The Millennium Campus Network held a three-day conference to teach students how to combat poverty through five tracks, education, economics, public policy, health and technology during the weekend of April 18, said Cofounder and Director of Strategic Development Seth Werfel.The MCN is a network of student organizations across Boston and across the nation that focuses on global poverty, said Sam Vaghar, the MCN's executive director.

Vaghar and Werfel co-founded the group last August. Both Vaghar and Werfel were involved in Positive Foundations, a group that "has successfully advocated for the 1.2 billion people living in extreme poverty through fundraising initiatives and collaboration with [other groups]," according to its Web site.

They founded the MCN because "Sam and I wanted to take what we are doing at Brandeis to the national level," said Werfel. In 2000, 191 countries agreed on eight goals to tackle extreme poverty, said Vaghar, and one of the MCN's objectives is to force the government to make those goals a priority.

There were so many groups fighting poverty, Seth said, that they would run into coordination problems, like all trying to book the same speaker at the same time. But, "a unified effort is stronger than a fragmented one," he said, and the MCN helps coordinate the different groups.

The conference had three purposes: to raise awareness, to educate the attendees and to provide an opportunity for networking, said Werfel. The event also helped the groups gain attention, increase funding and more leverage by demonstrating their large support base, said Vaghar.

The event opened with a keynote address from John Edwards, a former presidential candidate and senator, and Henrietta Fore, director of the United States Agency for International Development, a branch of the United States government that, according to its Web site, administers foreign aid, dating back to the Marshall Plan, said Werfel. Fore discussed the United States' strategy for economic growth abroad while Edwards issued a call to action for the United States to support the Millennium Development Goals.

The event that drew the largest crowd was the closing remarks delivered by Jeffrey Sachs, a noted economist and author, and R&B singer John Legend, said Werfel. It was great to see that you don't have to be an economist to get involved, he said. "A millionaire Grammy award-winning singer was up there saying, "this is what you have to do," he said.
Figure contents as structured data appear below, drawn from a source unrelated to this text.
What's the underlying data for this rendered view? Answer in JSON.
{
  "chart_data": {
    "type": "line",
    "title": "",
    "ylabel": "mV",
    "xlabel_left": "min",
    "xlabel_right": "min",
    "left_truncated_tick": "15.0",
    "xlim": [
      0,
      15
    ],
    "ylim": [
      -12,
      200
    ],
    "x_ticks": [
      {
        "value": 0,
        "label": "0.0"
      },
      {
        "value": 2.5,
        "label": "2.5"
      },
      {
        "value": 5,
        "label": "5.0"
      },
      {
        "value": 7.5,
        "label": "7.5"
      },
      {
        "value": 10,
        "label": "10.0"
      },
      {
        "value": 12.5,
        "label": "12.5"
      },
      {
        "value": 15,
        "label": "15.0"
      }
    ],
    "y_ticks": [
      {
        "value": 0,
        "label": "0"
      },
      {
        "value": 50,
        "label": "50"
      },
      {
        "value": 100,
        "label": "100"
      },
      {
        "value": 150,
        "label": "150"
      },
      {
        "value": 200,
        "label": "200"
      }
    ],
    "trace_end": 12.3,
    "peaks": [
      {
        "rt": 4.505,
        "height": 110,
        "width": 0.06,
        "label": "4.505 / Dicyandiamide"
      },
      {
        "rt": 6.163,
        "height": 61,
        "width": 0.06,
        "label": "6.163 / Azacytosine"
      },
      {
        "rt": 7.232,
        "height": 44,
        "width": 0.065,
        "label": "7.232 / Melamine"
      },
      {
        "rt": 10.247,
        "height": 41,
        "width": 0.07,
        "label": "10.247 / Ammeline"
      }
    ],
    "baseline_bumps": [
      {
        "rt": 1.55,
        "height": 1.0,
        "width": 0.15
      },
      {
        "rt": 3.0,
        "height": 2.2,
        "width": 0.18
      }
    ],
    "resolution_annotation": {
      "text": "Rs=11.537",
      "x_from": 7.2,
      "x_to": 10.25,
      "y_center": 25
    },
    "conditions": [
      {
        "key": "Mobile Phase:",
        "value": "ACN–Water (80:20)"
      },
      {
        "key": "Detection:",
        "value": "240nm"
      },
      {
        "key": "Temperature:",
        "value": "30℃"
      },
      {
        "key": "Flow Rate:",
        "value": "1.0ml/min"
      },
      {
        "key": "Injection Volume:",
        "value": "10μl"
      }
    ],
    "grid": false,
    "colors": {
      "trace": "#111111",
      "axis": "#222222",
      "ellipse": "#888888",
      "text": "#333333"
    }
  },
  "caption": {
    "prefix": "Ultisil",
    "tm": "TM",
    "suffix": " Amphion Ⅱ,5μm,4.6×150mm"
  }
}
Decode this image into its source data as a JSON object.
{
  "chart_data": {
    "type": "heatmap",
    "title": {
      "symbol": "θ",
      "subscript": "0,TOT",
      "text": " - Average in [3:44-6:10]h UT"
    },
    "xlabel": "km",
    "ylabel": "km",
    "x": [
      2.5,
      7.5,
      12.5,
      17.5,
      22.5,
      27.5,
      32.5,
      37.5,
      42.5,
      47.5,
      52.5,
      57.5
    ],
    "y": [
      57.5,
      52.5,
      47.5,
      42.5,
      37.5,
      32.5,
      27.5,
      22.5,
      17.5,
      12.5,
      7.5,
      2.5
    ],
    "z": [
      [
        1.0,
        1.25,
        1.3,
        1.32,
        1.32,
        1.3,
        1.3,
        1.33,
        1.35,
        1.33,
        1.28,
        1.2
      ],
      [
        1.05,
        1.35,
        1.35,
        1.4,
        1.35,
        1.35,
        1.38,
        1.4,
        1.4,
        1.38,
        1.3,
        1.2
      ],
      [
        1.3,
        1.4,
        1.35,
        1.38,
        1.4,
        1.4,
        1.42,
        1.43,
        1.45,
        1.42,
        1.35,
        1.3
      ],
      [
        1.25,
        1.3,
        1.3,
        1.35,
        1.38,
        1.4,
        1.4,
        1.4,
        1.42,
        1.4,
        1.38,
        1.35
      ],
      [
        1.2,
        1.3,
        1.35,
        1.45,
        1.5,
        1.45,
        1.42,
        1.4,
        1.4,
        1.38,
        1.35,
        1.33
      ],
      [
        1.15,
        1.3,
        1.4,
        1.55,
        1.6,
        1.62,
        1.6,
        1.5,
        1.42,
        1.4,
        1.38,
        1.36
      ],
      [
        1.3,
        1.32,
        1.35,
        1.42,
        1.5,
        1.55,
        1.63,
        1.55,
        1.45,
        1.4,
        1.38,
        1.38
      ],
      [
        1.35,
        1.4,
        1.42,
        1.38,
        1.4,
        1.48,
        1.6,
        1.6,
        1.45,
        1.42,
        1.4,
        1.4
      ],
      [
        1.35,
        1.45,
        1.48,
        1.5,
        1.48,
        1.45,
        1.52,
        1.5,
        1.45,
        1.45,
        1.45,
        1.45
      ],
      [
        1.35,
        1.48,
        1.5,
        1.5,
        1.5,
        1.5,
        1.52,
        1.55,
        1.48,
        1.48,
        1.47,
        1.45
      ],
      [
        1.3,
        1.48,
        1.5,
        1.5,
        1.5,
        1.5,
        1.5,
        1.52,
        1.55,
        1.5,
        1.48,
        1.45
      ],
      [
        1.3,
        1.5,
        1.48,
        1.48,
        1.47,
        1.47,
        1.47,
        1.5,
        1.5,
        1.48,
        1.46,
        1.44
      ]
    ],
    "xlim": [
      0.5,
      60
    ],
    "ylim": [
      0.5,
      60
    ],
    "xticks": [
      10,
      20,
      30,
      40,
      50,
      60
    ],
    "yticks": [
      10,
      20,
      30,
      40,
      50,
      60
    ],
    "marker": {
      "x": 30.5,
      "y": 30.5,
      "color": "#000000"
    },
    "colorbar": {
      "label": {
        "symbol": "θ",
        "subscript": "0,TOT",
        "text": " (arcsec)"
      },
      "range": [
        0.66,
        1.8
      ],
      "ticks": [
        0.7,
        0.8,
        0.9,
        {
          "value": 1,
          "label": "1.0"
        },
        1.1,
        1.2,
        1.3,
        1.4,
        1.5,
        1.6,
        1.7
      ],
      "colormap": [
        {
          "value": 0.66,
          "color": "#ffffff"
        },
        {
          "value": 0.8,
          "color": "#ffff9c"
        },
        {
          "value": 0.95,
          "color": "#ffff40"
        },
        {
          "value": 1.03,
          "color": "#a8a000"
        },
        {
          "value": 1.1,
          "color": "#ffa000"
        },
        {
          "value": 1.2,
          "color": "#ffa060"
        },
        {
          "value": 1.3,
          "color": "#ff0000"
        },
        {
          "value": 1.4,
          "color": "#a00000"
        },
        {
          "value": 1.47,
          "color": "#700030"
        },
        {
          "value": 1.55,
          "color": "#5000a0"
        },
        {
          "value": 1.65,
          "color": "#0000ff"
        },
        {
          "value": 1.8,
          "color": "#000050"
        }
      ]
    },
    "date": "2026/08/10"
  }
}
"It's great to hear Jeffrey Sachs encourage student activism," said Allyson Goldsmith '10, the executive director of Positive Foundations. She said that Sachs and Legend worked together to create an inspiring performance. Because they are so different, they can reach different audiences, she said.

During his speech, Sachs announced that he agreed to serve on the MCN's board of directors.

The conference further included a concert at the Roxy, with music by Braddigan, of the band Dispatch, and Adam Ezra Group, to raise money for Grassroots Soccer, a group combating the spread of HIV in African children, as well as speaker Paul Farmer, a noted anthropologist and physician, said Vaghar.

Also included at the event was a job expo, in which nonprofits and NGOs presented possible career opportunities to the attendees, as well as a student expo in which the students demonstrated their work to fight poverty.

Although the MCN was originally based in Boston, the conference drew students from across the country in preparation for the group's jump to the national level, said Vaghar. In addition, the MCN sponsored 10 students from developing countries to attend the event, said Werfel.

The first annual Millennium Campus Conference was held at the Massachusetts Institute of Technology, courtesy of MIT's Global Poverty Initiative and drew close to 1,200 students from across the world, said Werfel.

"It's great to see how far we've come in these 10 months," said Vaghar. "It started with an idea and now it's starting to link people across the country," he said.